“KQ planes are always full. Why is KQ not making profits, and must the government bail it?”
That is the popular view of Kenya Airways, the pride of Africa. Others add, why not just sell it outright?
The Kenya Kwanza government was also sucked into Kenya Airways, promising to sell it off or seek a strategic investor.
The report that KQ sold its landing slot at Heathrow was seen as selling a birthright. Another complaint is timekeeping. We have not added the wait for dividends for shareholders, and I am one of them.
In the privacy of their thoughts, many Kenyans feel the government babysits KQ. And like a mother hen does, it should be kicked off.
I tried to get the truth from KQ itself.
The outsiders are correct in seeing full planes. Only that they can’t see the costs. Profit is revenue minus the cost. Through the price and number of passengers, we see the revenue.
But cost is usually invisible. That invisibility is the secret weapon to profitability. You can keep reducing the cost while maintaining the same price. That will earn you a bigger market without rattling your competitors. Can KQ do that?
The operating costs of the planes are high, driven by the fact that in this industry, margins of error are almost zero. You can’t have half-maintained planes, no slight intended, like a matatu. The pilots must be well trained, with no option for 'squads'. You can’t use adulterated fuel or mitumba spares.
A few options would restore the pride in 'Pride of Africa'. It was once a case study on privatisation, we'll deliberately not live in the past and instead ask how KQ can be turned around.

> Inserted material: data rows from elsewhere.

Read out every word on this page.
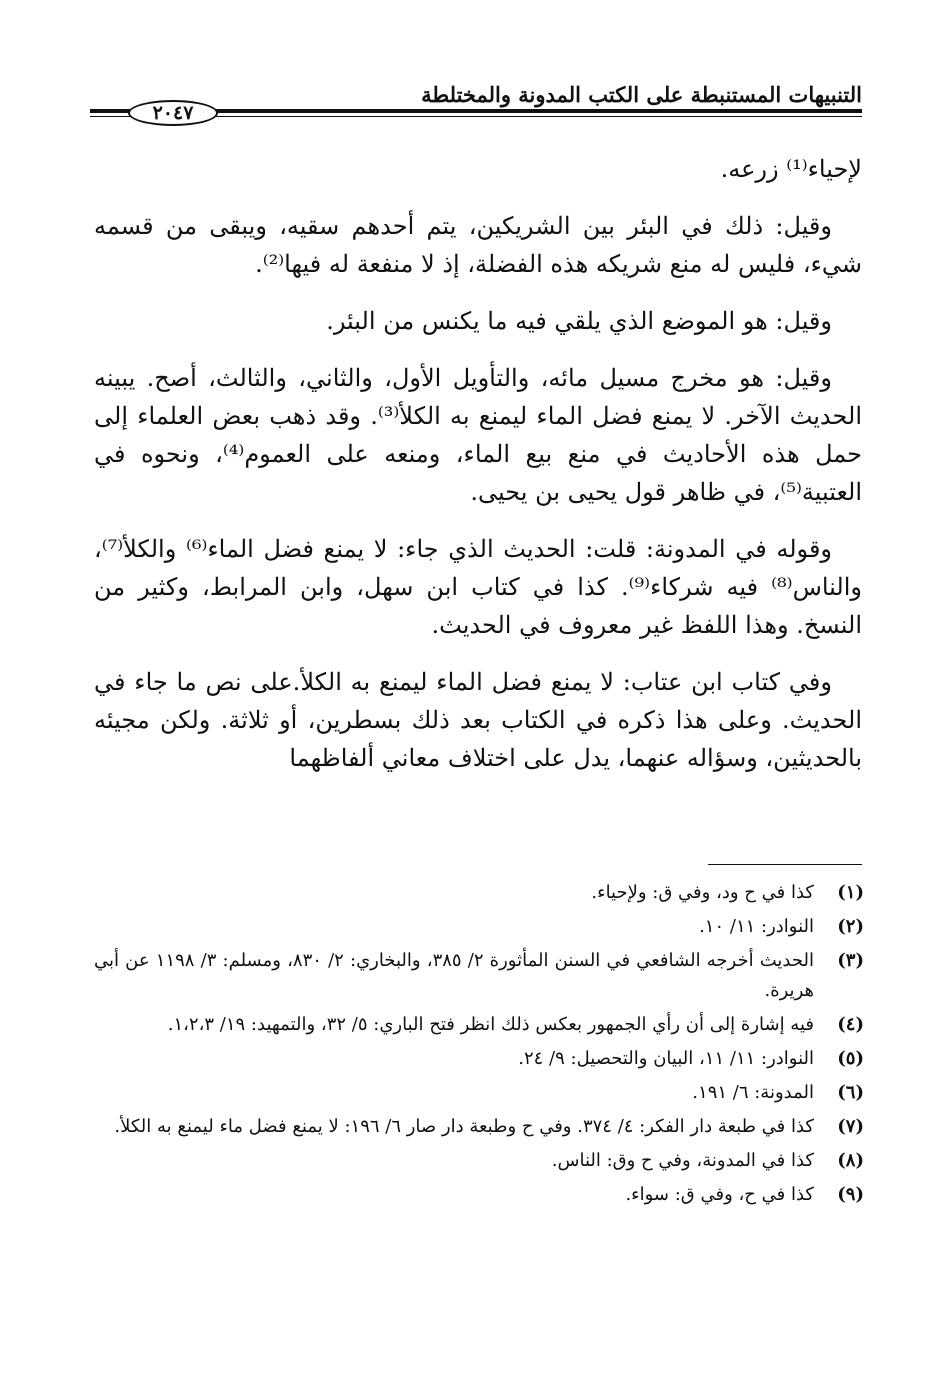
التنبيهات المستنبطة على الكتب المدونة والمختلطة
٢٠٤٧

لإحياء⁽¹⁾ زرعه.

وقيل: ذلك في البئر بين الشريكين، يتم أحدهم سقيه، ويبقى من قسمه شيء، فليس له منع شريكه هذه الفضلة، إذ لا منفعة له فيها⁽²⁾.

وقيل: هو الموضع الذي يلقي فيه ما يكنس من البئر.

وقيل: هو مخرج مسيل مائه، والتأويل الأول، والثاني، والثالث، أصح. يبينه الحديث الآخر. لا يمنع فضل الماء ليمنع به الكلأ⁽³⁾. وقد ذهب بعض العلماء إلى حمل هذه الأحاديث في منع بيع الماء، ومنعه على العموم⁽⁴⁾، ونحوه في العتبية⁽⁵⁾، في ظاهر قول يحيى بن يحيى.

وقوله في المدونة: قلت: الحديث الذي جاء: لا يمنع فضل الماء⁽⁶⁾ والكلأ⁽⁷⁾، والناس⁽⁸⁾ فيه شركاء⁽⁹⁾. كذا في كتاب ابن سهل، وابن المرابط، وكثير من النسخ. وهذا اللفظ غير معروف في الحديث.

وفي كتاب ابن عتاب: لا يمنع فضل الماء ليمنع به الكلأ.على نص ما جاء في الحديث. وعلى هذا ذكره في الكتاب بعد ذلك بسطرين، أو ثلاثة. ولكن مجيئه بالحديثين، وسؤاله عنهما، يدل على اختلاف معاني ألفاظهما

(١)
كذا في ح ود، وفي ق: ولإحياء.
(٢)
النوادر: ١١/ ١٠.
(٣)
الحديث أخرجه الشافعي في السنن المأثورة ٢/ ٣٨٥، والبخاري: ٢/ ٨٣٠، ومسلم: ٣/ ١١٩٨ عن أبي هريرة.
(٤)
فيه إشارة إلى أن رأي الجمهور بعكس ذلك انظر فتح الباري: ٥/ ٣٢، والتمهيد: ١٩/ ١،٢،٣.
(٥)
النوادر: ١١/ ١١، البيان والتحصيل: ٩/ ٢٤.
(٦)
المدونة: ٦/ ١٩١.
(٧)
كذا في طبعة دار الفكر: ٤/ ٣٧٤. وفي ح وطبعة دار صار ٦/ ١٩٦: لا يمنع فضل ماء ليمنع به الكلأ.
(٨)
كذا في المدونة، وفي ح وق: الناس.
(٩)
كذا في ح، وفي ق: سواء.
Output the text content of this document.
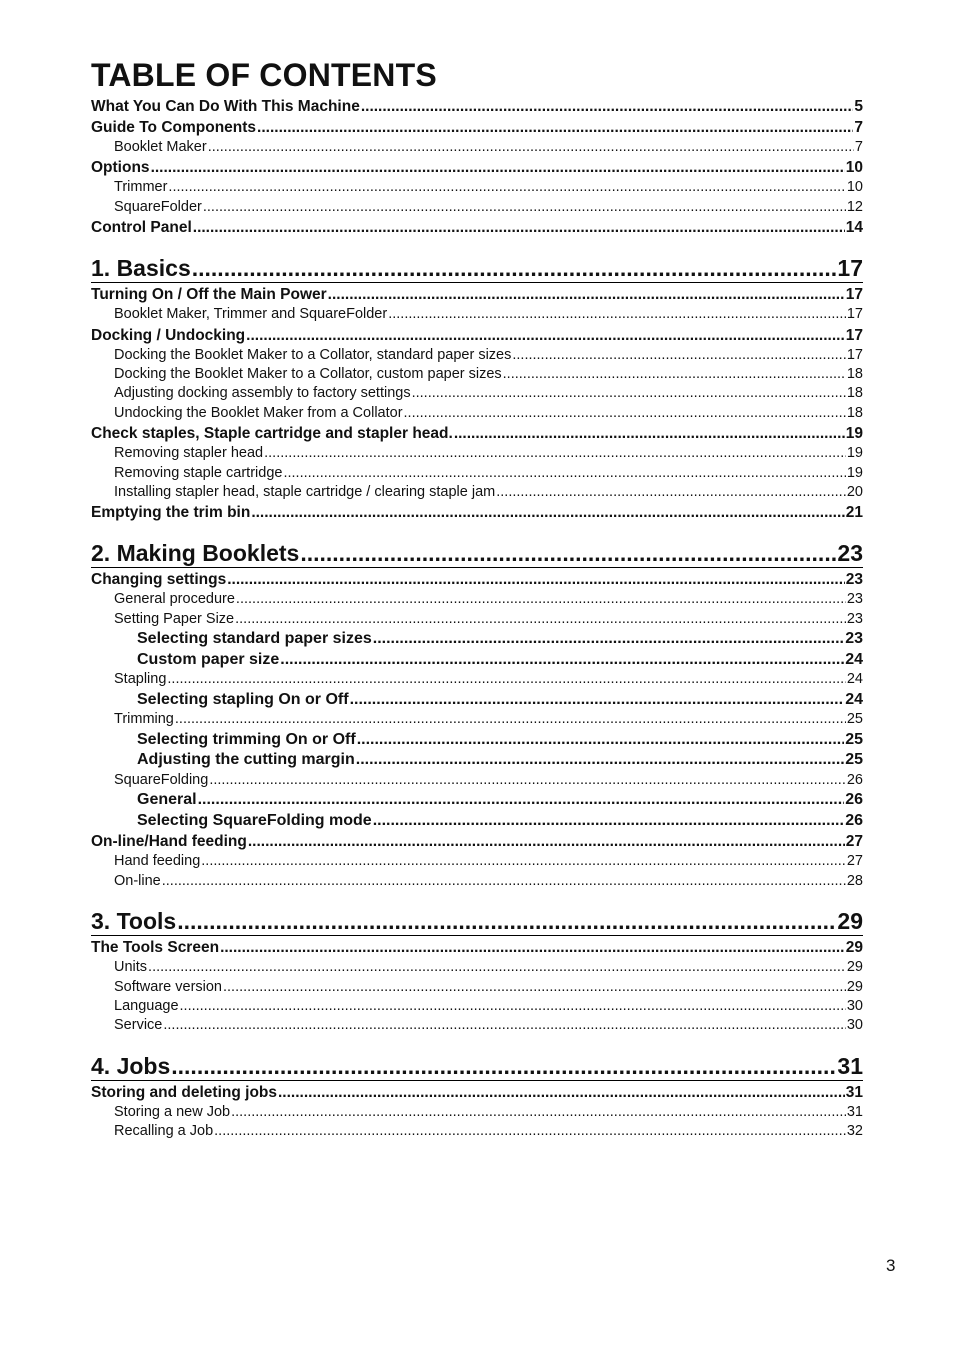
TABLE OF CONTENTS
What You Can Do With This Machine .....	5
Guide To Components .....	7
Booklet Maker .....	7
Options .....	10
Trimmer .....	10
SquareFolder .....	12
Control Panel .....	14
1. Basics .....	17
Turning On / Off the Main Power .....	17
Booklet Maker, Trimmer and SquareFolder .....	17
Docking / Undocking .....	17
Docking the Booklet Maker to a Collator, standard paper sizes .....	17
Docking the Booklet Maker to a Collator, custom paper sizes .....	18
Adjusting docking assembly to factory settings .....	18
Undocking the Booklet Maker from a Collator .....	18
Check staples, Staple cartridge and stapler head. .....	19
Removing stapler head .....	19
Removing staple cartridge .....	19
Installing stapler head, staple cartridge / clearing staple jam .....	20
Emptying the trim bin .....	21
2. Making Booklets .....	23
Changing settings .....	23
General procedure .....	23
Setting Paper Size .....	23
Selecting standard paper sizes .....	23
Custom paper size .....	24
Stapling .....	24
Selecting stapling On or Off .....	24
Trimming .....	25
Selecting trimming On or Off .....	25
Adjusting the cutting margin .....	25
SquareFolding .....	26
General .....	26
Selecting SquareFolding mode .....	26
On-line/Hand feeding .....	27
Hand feeding .....	27
On-line .....	28
3. Tools .....	29
The Tools Screen .....	29
Units .....	29
Software version .....	29
Language .....	30
Service .....	30
4. Jobs .....	31
Storing and deleting jobs .....	31
Storing a new Job .....	31
Recalling a Job .....	32
3
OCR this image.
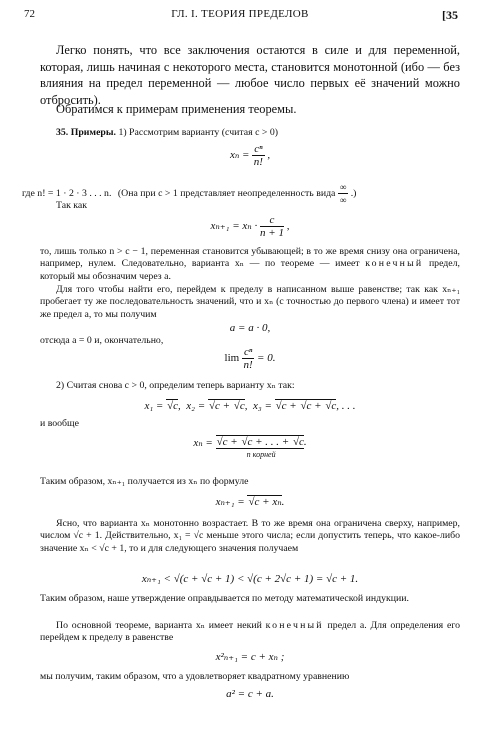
72	ГЛ. I. ТЕОРИЯ ПРЕДЕЛОВ	[35
Легко понять, что все заключения остаются в силе и для переменной, которая, лишь начиная с некоторого места, становится монотонной (ибо — без влияния на предел переменной — любое число первых её значений можно отбросить).
Обратимся к примерам применения теоремы.
35. Примеры. 1) Рассмотрим варианту (считая c > 0)
$x_n = \frac{\text{cⁿ}}{n!}$ ,
где n! = 1 · 2 · 3 . . . n. (Она при c > 1 представляет неопределенность вида $\frac{\infty}{\infty}$ .)
Так как
$x_{n+1} = x_n \cdot \frac{c}{n + 1}$ ,
то, лишь только n > c − 1, переменная становится убывающей; в то же время снизу она ограничена, например, нулем. Следовательно, варианта xₙ — по теореме — имеет конечный предел, который мы обозначим через a.
Для того чтобы найти его, перейдем к пределу в написанном выше равенстве; так как xₙ₊₁ пробегает ту же последовательность значений, что и xₙ (с точностью до первого члена) и имеет тот же предел a, то мы получим
a = a · 0,
отсюда a = 0 и, окончательно,
$\lim \frac{\text{cⁿ}}{n!} = 0$.
2) Считая снова c > 0, определим теперь варианту xₙ так:
x₁ = √ c, x₂ = √ c + √ c, x₃ = √ c + √ c + √ c, . . .
и вообще
xₙ = √ c + √ c + . . . + √ c.
n корней
Таким образом, xₙ₊₁ получается из xₙ по формуле
xₙ₊₁ = √ c + xₙ.
Ясно, что варианта xₙ монотонно возрастает. В то же время она ограничена сверху, например, числом √c + 1. Действительно, x₁ = √c меньше этого числа; если допустить теперь, что какое-либо значение xₙ < √c + 1, то и для следующего значения получаем
xₙ₊₁ < √(c + √c + 1) < √(c + 2√c + 1) = √c + 1.
Таким образом, наше утверждение оправдывается по методу математической индукции.
По основной теореме, варианта xₙ имеет некий конечный предел a. Для определения его перейдем к пределу в равенстве
x²ₙ₊₁ = c + xₙ ;
мы получим, таким образом, что a удовлетворяет квадратному уравнению
a² = c + a.
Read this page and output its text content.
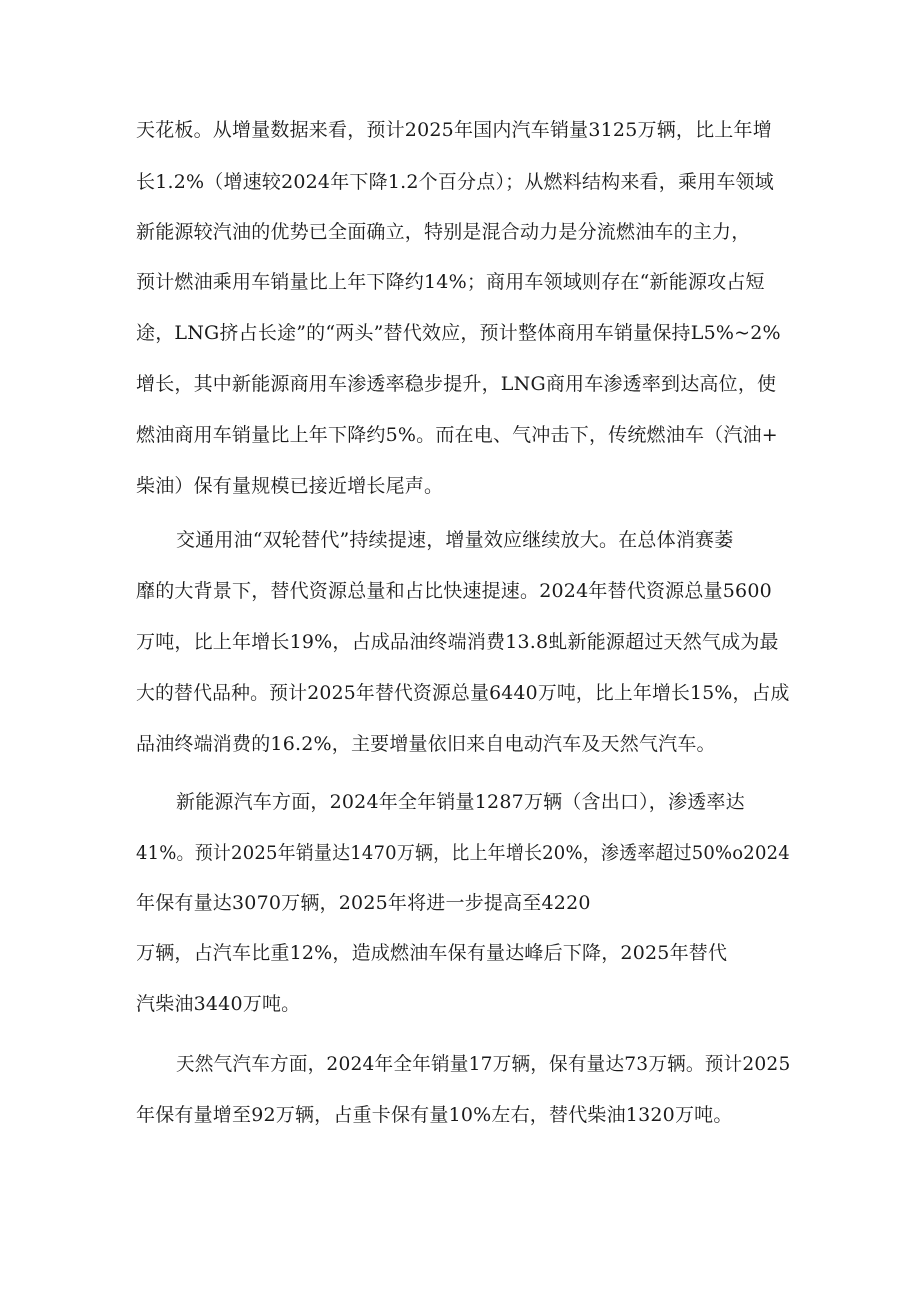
天花板。从增量数据来看，预计2025年国内汽车销量3125万辆，比上年增
长1.2%（增速较2024年下降1.2个百分点）；从燃料结构来看，乘用车领域
新能源较汽油的优势已全面确立，特别是混合动力是分流燃油车的主力，
预计燃油乘用车销量比上年下降约14%；商用车领域则存在“新能源攻占短
途，LNG挤占长途”的“两头”替代效应，预计整体商用车销量保持L5%~2%
增长，其中新能源商用车渗透率稳步提升，LNG商用车渗透率到达高位，使
燃油商用车销量比上年下降约5%。而在电、气冲击下，传统燃油车（汽油+
柴油）保有量规模已接近增长尾声。
交通用油“双轮替代”持续提速，增量效应继续放大。在总体消赛萎
靡的大背景下，替代资源总量和占比快速提速。2024年替代资源总量5600
万吨，比上年增长19%，占成品油终端消费13.8虬新能源超过天然气成为最
大的替代品种。预计2025年替代资源总量6440万吨，比上年增长15%，占成
品油终端消费的16.2%，主要增量依旧来自电动汽车及天然气汽车。
新能源汽车方面，2024年全年销量1287万辆（含出口），渗透率达
41%。预计2025年销量达1470万辆，比上年增长20%，渗透率超过50%o2024
年保有量达3070万辆，2025年将进一步提高至4220
万辆，占汽车比重12%，造成燃油车保有量达峰后下降，2025年替代
汽柴油3440万吨。
天然气汽车方面，2024年全年销量17万辆，保有量达73万辆。预计2025
年保有量增至92万辆，占重卡保有量10%左右，替代柴油1320万吨。
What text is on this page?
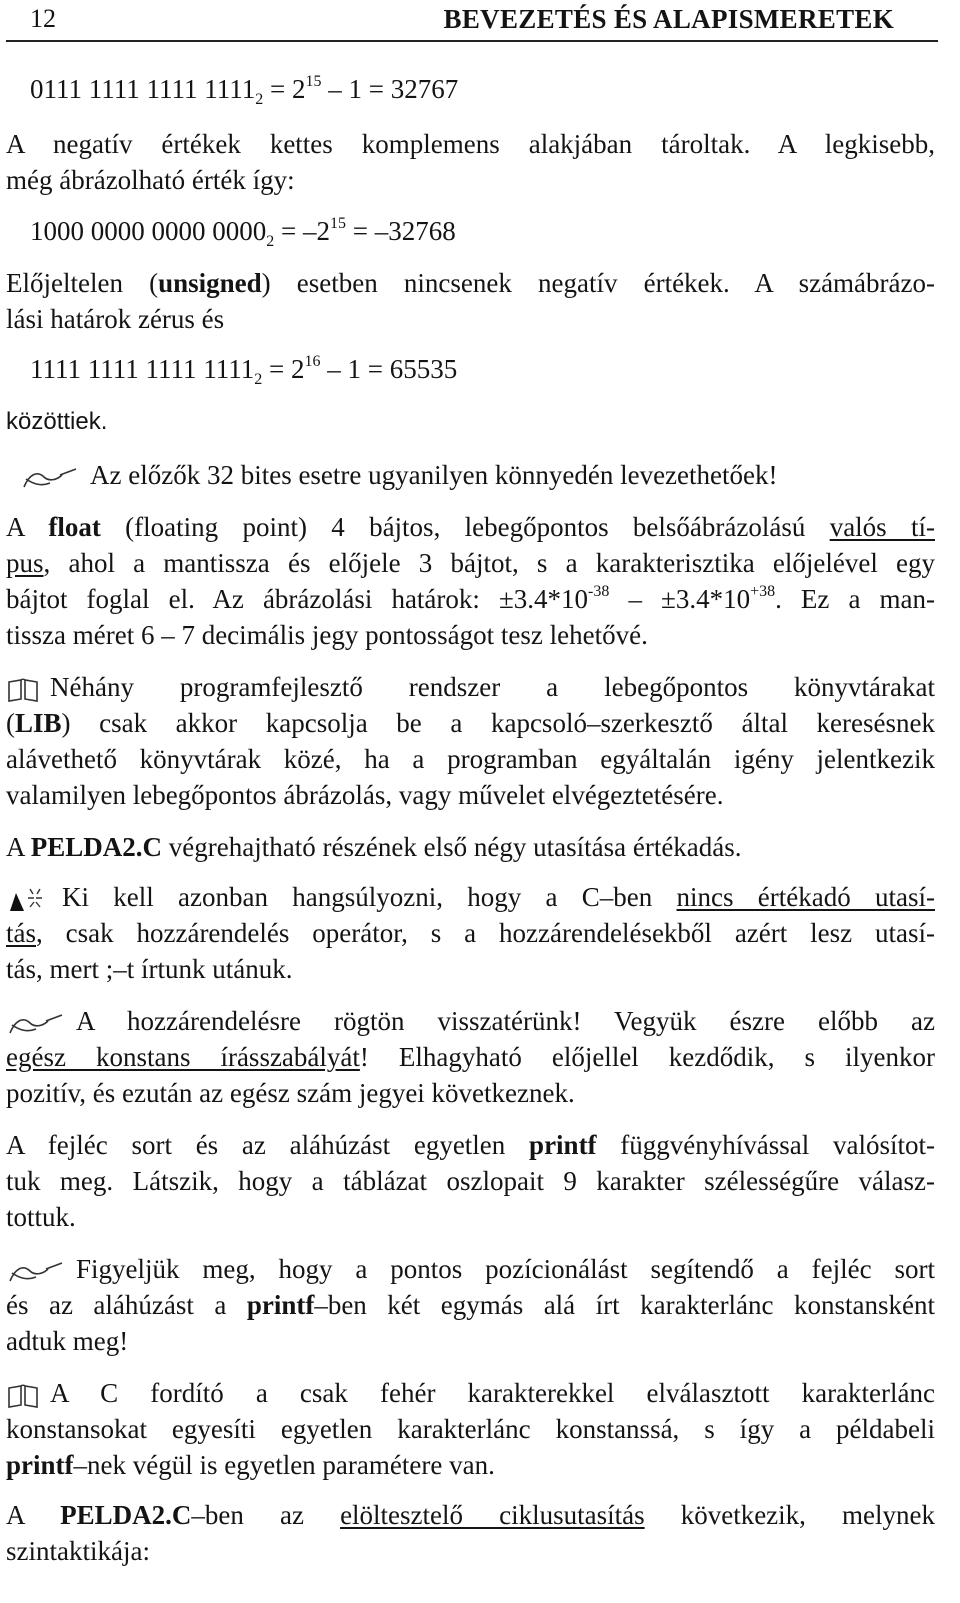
12	BEVEZETÉS ÉS ALAPISMERETEK
0111 1111 1111 $1111_2 = 2^{15} - 1 = 32767$
A negatív értékek kettes komplemens alakjában tároltak. A legkisebb,
még ábrázolható érték így:
1000 0000 0000 $0000_2 = -2^{15} = -32768$
Előjeltelen (unsigned) esetben nincsenek negatív értékek. A számábrázo-
lási határok zérus és
1111 1111 1111 $1111_2 = 2^{16} - 1 = 65535$
közöttiek.
Az előzők 32 bites esetre ugyanilyen könnyedén levezethetőek!
A float (floating point) 4 bájtos, lebegőpontos belsőábrázolású valós tí-
pus, ahol a mantissza és előjele 3 bájtot, s a karakterisztika előjelével egy
bájtot foglal el. Az ábrázolási határok: $\pm 3.4*10^{-38} - \pm 3.4*10^{+38}$. Ez a man-
tissza méret 6 – 7 decimális jegy pontosságot tesz lehetővé.
Néhány programfejlesztő rendszer a lebegőpontos könyvtárakat
(LIB) csak akkor kapcsolja be a kapcsoló–szerkesztő által keresésnek
alávethető könyvtárak közé, ha a programban egyáltalán igény jelentkezik
valamilyen lebegőpontos ábrázolás, vagy művelet elvégeztetésére.
A PELDA2.C végrehajtható részének első négy utasítása értékadás.
Ki kell azonban hangsúlyozni, hogy a C–ben nincs értékadó utasí-
tás, csak hozzárendelés operátor, s a hozzárendelésekből azért lesz utasí-
tás, mert ;–t írtunk utánuk.
A hozzárendelésre rögtön visszatérünk! Vegyük észre előbb az
egész konstans írásszabályát! Elhagyható előjellel kezdődik, s ilyenkor
pozitív, és ezután az egész szám jegyei következnek.
A fejléc sort és az aláhúzást egyetlen printf függvényhívással valósítot-
tuk meg. Látszik, hogy a táblázat oszlopait 9 karakter szélességűre válasz-
tottuk.
Figyeljük meg, hogy a pontos pozícionálást segítendő a fejléc sort
és az aláhúzást a printf–ben két egymás alá írt karakterlánc konstansként
adtuk meg!
A C fordító a csak fehér karakterekkel elválasztott karakterlánc
konstansokat egyesíti egyetlen karakterlánc konstanssá, s így a példabeli
printf–nek végül is egyetlen paramétere van.
A PELDA2.C–ben az elöltesztelő ciklusutasítás következik, melynek
szintaktikája:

One easy option is capacity utilisation, ensuring that current resources are put into use. That includes planes themselves. A parked aircraft is a waste unless under routine maintenance. What of landing slots? What of pilots? What of cabin crew? What of excess expertise and space?
Higher capacity utilisation brings in more revenues but raises costs. Good pricing and focusing on lucrative markets can strike a balance. West Africa is one such market and connects to North Africa. What of the Asian market?
I note that though Ethiopian flies many international routes, it has not forgotten that charity begins at home. Are there local markets that can be 'created' riding on our obsession with class and status? If matatu can create 'shuttles' for passengers in a hurry, there could be an air market for such passengers. Does KQ have helicopters for hire? Air taxis?
KQ could compete by being homely. Tusker makes us feel at home, but why is ugali missing from the menu? We get injera on Ethiopian!
Fuel is a big input cost, and supply disruption is expected as Opec change their prices, or shocks like the Ukraine war. Locally we are also not immune to the hike in fuel price, which has caused the prices of basic commodities to go up. Hedging has not worked.
Higher prices keep off customers. Any intelligence on possible price shifts would help. We make provisions for bad debt, and KQ should make provisions for the rise in fuel prices. We are unlikely to have electric planes soon.
The exchange rate is the economic millstone. KQ debt is in dollars, which has been appreciating. You need more Kenya shillings to pay for debt. That would demand more revenues to cover the loss in the exchange rate.
How much leverage does KQ have on its suppliers? That is a cost stream that is a low-lying fruit. How long are the supply contracts? And supply chains? Which ones can be re-negotiated? Any substitutes?
Image is everything. Beyond being a high-priced airline, what is the other image of our airline? Few Kenyans can doubt there is some pride in owning an airline - but more so when it is profitable.
The future of KQ lies in a pair of scissors. It needs both blades to cut. One blade reduces the costs. The other blade deepens and widens the market. What percentage of Kenyans have ever flown?
The blades can also be seen as competing at home and beyond the borders. For all the blades to cut, they must be sharpened by economic reality, espoused by fuel prices, a duopoly in aircraft supply, legacy debts and evidence-based decisions.
The ultimate solution to this industry is faster economic growth. This spawns a middle class more conscious of time and willing to fly for leisure and business. That growth needs two blades, too: private sector and public (read government).